Anche i suoi figli sono legati alle tradizioni, hanno anche partecipato alle marce popolari (che si tengono ogni anno il 12 giugno sull’Avenida da Liberdade ndr) ma per quartieri diversi.

Mi stupisco. “Come, non per Alfama?”.

E João ci spiega che a volte Alfa ma non coccola i suoi “figli” come dovrebbe. Che i tempi in cui questo quartiere era una grande famiglia, senza invidie né gelosie, sembra essere un ricordo lontano. La memoria di un quartiere allegro, animato dai bambini che oggi sono sempre meno. E cosi anche una tradizione come il trono, che viene creato soprattutto per i più piccoli della famiglia, comincia a perdersi. O si trasforma in un oggetto commerciale, ci spiega João, nelle vetrine dei negozi, per promuovere i prodotti in vendita.

Ma il trono é un’altra cosa ed é quello che Joao cerca di promuovere e custodire. E tante persone del quartiere gli hanno chiesto di conservare queste sue opere e il suo piccolo giardino sembra ora quasi un museo, dove i suoi troni sono in mostra tutto l’anno. 

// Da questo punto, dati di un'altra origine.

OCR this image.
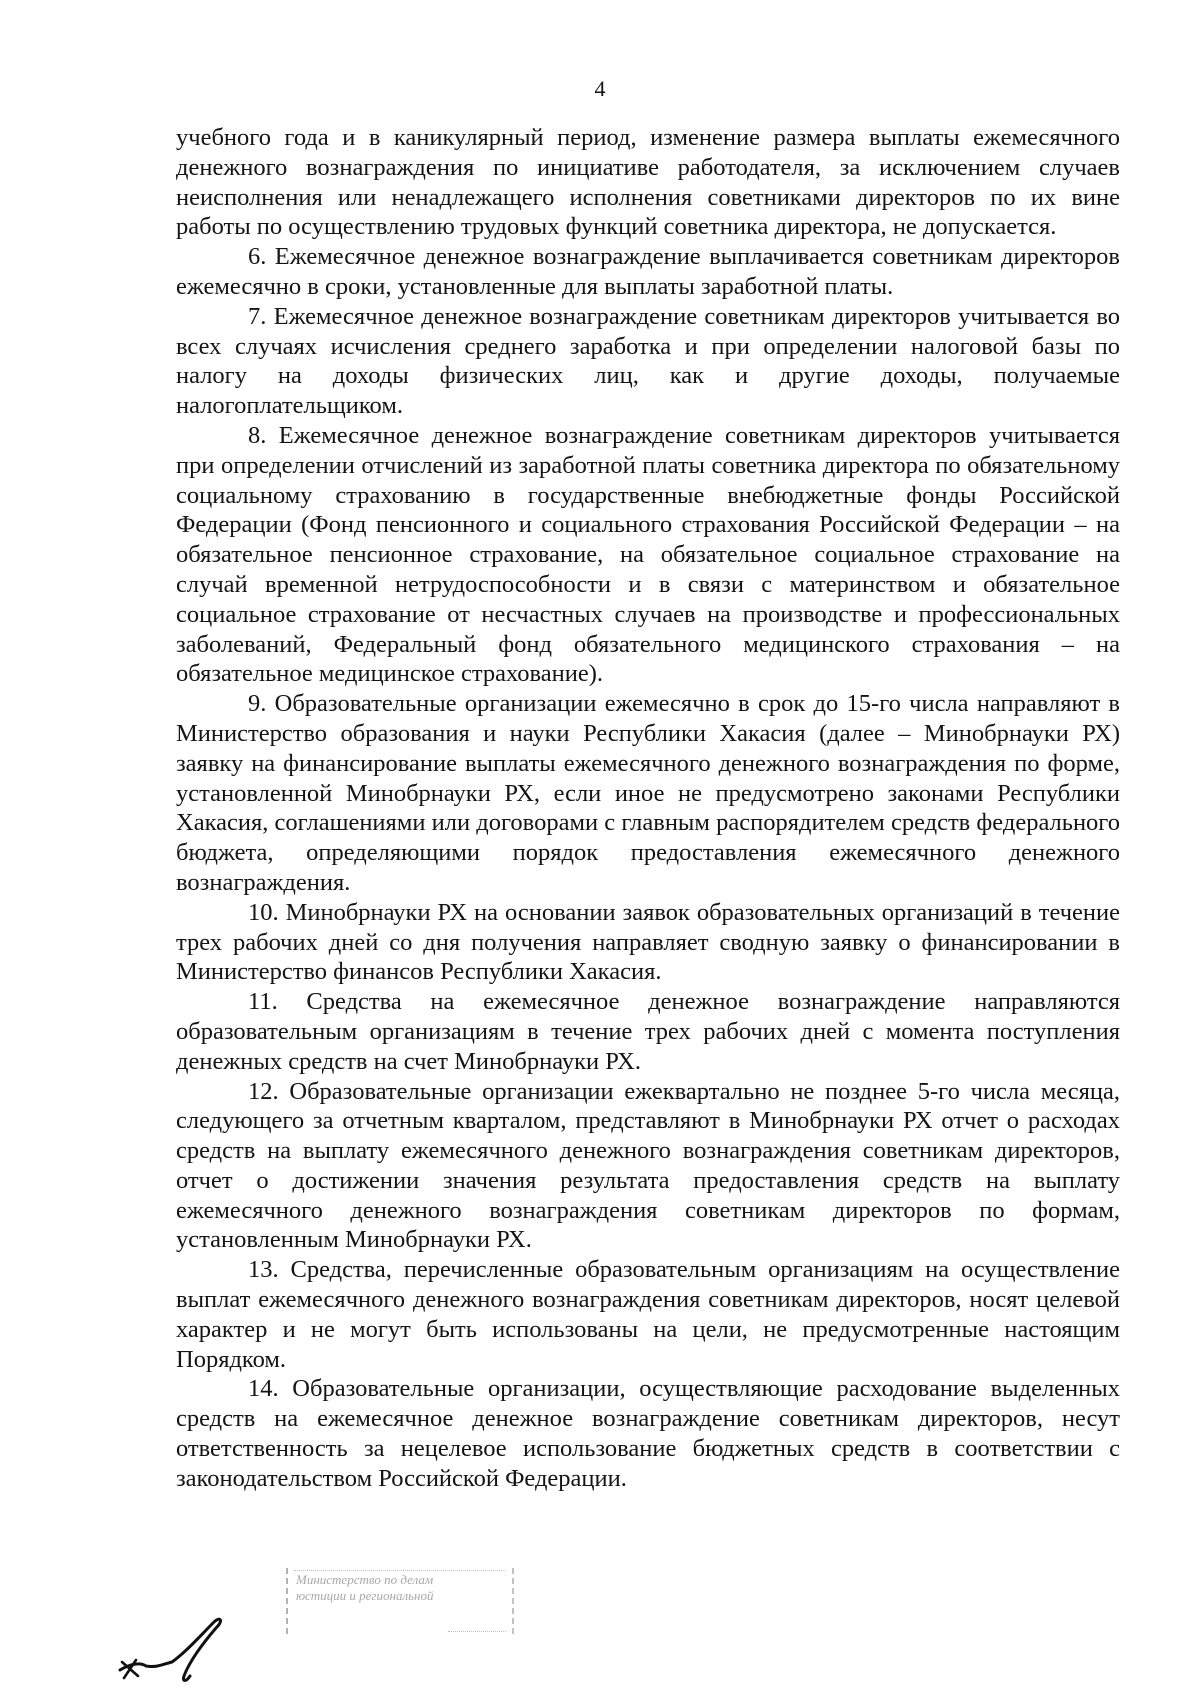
4

учебного года и в каникулярный период, изменение размера выплаты ежемесячного денежного вознаграждения по инициативе работодателя, за исключением случаев неисполнения или ненадлежащего исполнения советниками директоров по их вине работы по осуществлению трудовых функций советника директора, не допускается.

6. Ежемесячное денежное вознаграждение выплачивается советникам директоров ежемесячно в сроки, установленные для выплаты заработной платы.

7. Ежемесячное денежное вознаграждение советникам директоров учитывается во всех случаях исчисления среднего заработка и при определении налоговой базы по налогу на доходы физических лиц, как и другие доходы, получаемые налогоплательщиком.

8. Ежемесячное денежное вознаграждение советникам директоров учитывается при определении отчислений из заработной платы советника директора по обязательному социальному страхованию в государственные внебюджетные фонды Российской Федерации (Фонд пенсионного и социального страхования Российской Федерации – на обязательное пенсионное страхование, на обязательное социальное страхование на случай временной нетрудоспособности и в связи с материнством и обязательное социальное страхование от несчастных случаев на производстве и профессиональных заболеваний, Федеральный фонд обязательного медицинского страхования – на обязательное медицинское страхование).

9. Образовательные организации ежемесячно в срок до 15-го числа направляют в Министерство образования и науки Республики Хакасия (далее – Минобрнауки РХ) заявку на финансирование выплаты ежемесячного денежного вознаграждения по форме, установленной Минобрнауки РХ, если иное не предусмотрено законами Республики Хакасия, соглашениями или договорами с главным распорядителем средств федерального бюджета, определяющими порядок предоставления ежемесячного денежного вознаграждения.

10. Минобрнауки РХ на основании заявок образовательных организаций в течение трех рабочих дней со дня получения направляет сводную заявку о финансировании в Министерство финансов Республики Хакасия.

11. Средства на ежемесячное денежное вознаграждение направляются образовательным организациям в течение трех рабочих дней с момента поступления денежных средств на счет Минобрнауки РХ.

12. Образовательные организации ежеквартально не позднее 5-го числа месяца, следующего за отчетным кварталом, представляют в Минобрнауки РХ отчет о расходах средств на выплату ежемесячного денежного вознаграждения советникам директоров, отчет о достижении значения результата предоставления средств на выплату ежемесячного денежного вознаграждения советникам директоров по формам, установленным Минобрнауки РХ.

13. Средства, перечисленные образовательным организациям на осуществление выплат ежемесячного денежного вознаграждения советникам директоров, носят целевой характер и не могут быть использованы на цели, не предусмотренные настоящим Порядком.

14. Образовательные организации, осуществляющие расходование выделенных средств на ежемесячное денежное вознаграждение советникам директоров, несут ответственность за нецелевое использование бюджетных средств в соответствии с законодательством Российской Федерации.

Министерство по делам
юстиции и региональной
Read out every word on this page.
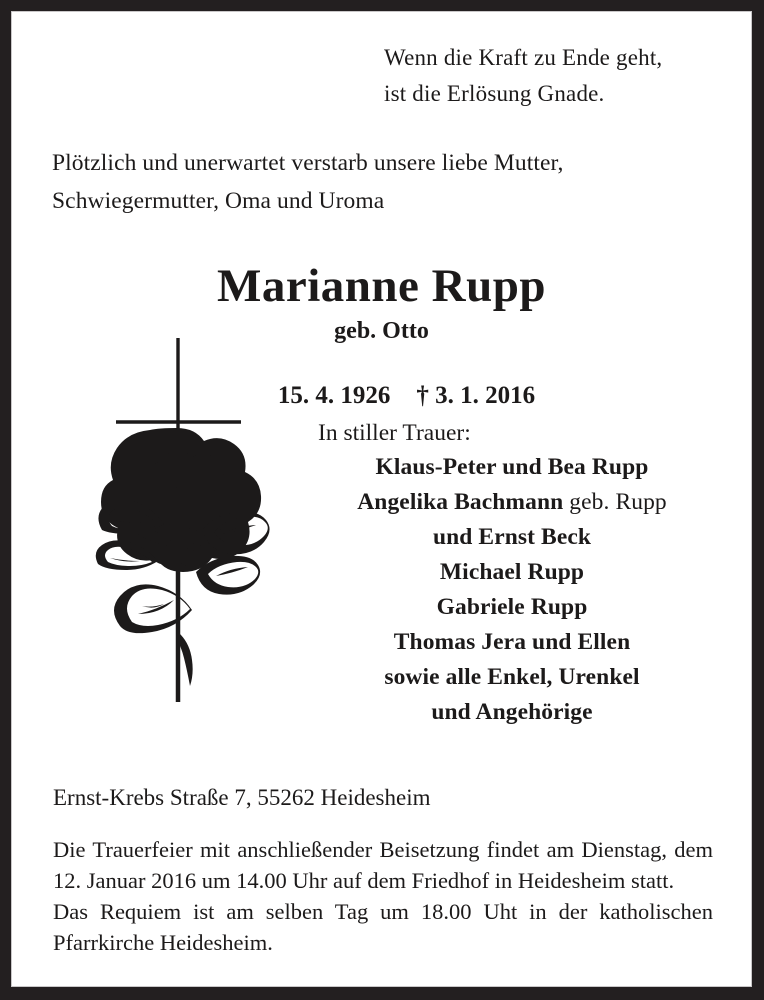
Wenn die Kraft zu Ende geht,
ist die Erlösung Gnade.
Plötzlich und unerwartet verstarb unsere liebe Mutter,
Schwiegermutter, Oma und Uroma
Marianne Rupp
geb. Otto

15. 4. 1926 † 3. 1. 2016

In stiller Trauer:
Klaus-Peter und Bea Rupp
Angelika Bachmann geb. Rupp
und Ernst Beck
Michael Rupp
Gabriele Rupp
Thomas Jera und Ellen
sowie alle Enkel, Urenkel
und Angehörige
Ernst-Krebs Straße 7, 55262 Heidesheim

Die Trauerfeier mit anschließender Beisetzung findet am Dienstag, dem 12. Januar 2016 um 14.00 Uhr auf dem Friedhof in Heidesheim statt.

Das Requiem ist am selben Tag um 18.00 Uht in der katholischen Pfarrkirche Heidesheim.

Ma i troni non sono l’unica opera che  João realizza.

“Il mondo dell’arte e dello spettacolo mi affascina” ci confessa. E ci mostra un vaso alla finestra, realizzato con una gamba finta con tanto di giarrettiera (cucita da lui ovviamente). 

Ci racconta di come volesse realizzare qualcosa con questo pezzo di manichino e allora aveva pensato al Moulin Rouge e alle ballerine di Can Can e aveva deciso di trasformare quella gamba in qualcosa di originale, inusuale, il suo personale omaggio al mondo dello spettacolo.

Ma c’é ancora qualcosa che attira la nostra attenzione nel suo piccolo giardino: una statua, forse Sant’Antonio, forse no. Di sicuro un francescano, col capo coperto.

Ma quello che più ci colpisce é la storia. 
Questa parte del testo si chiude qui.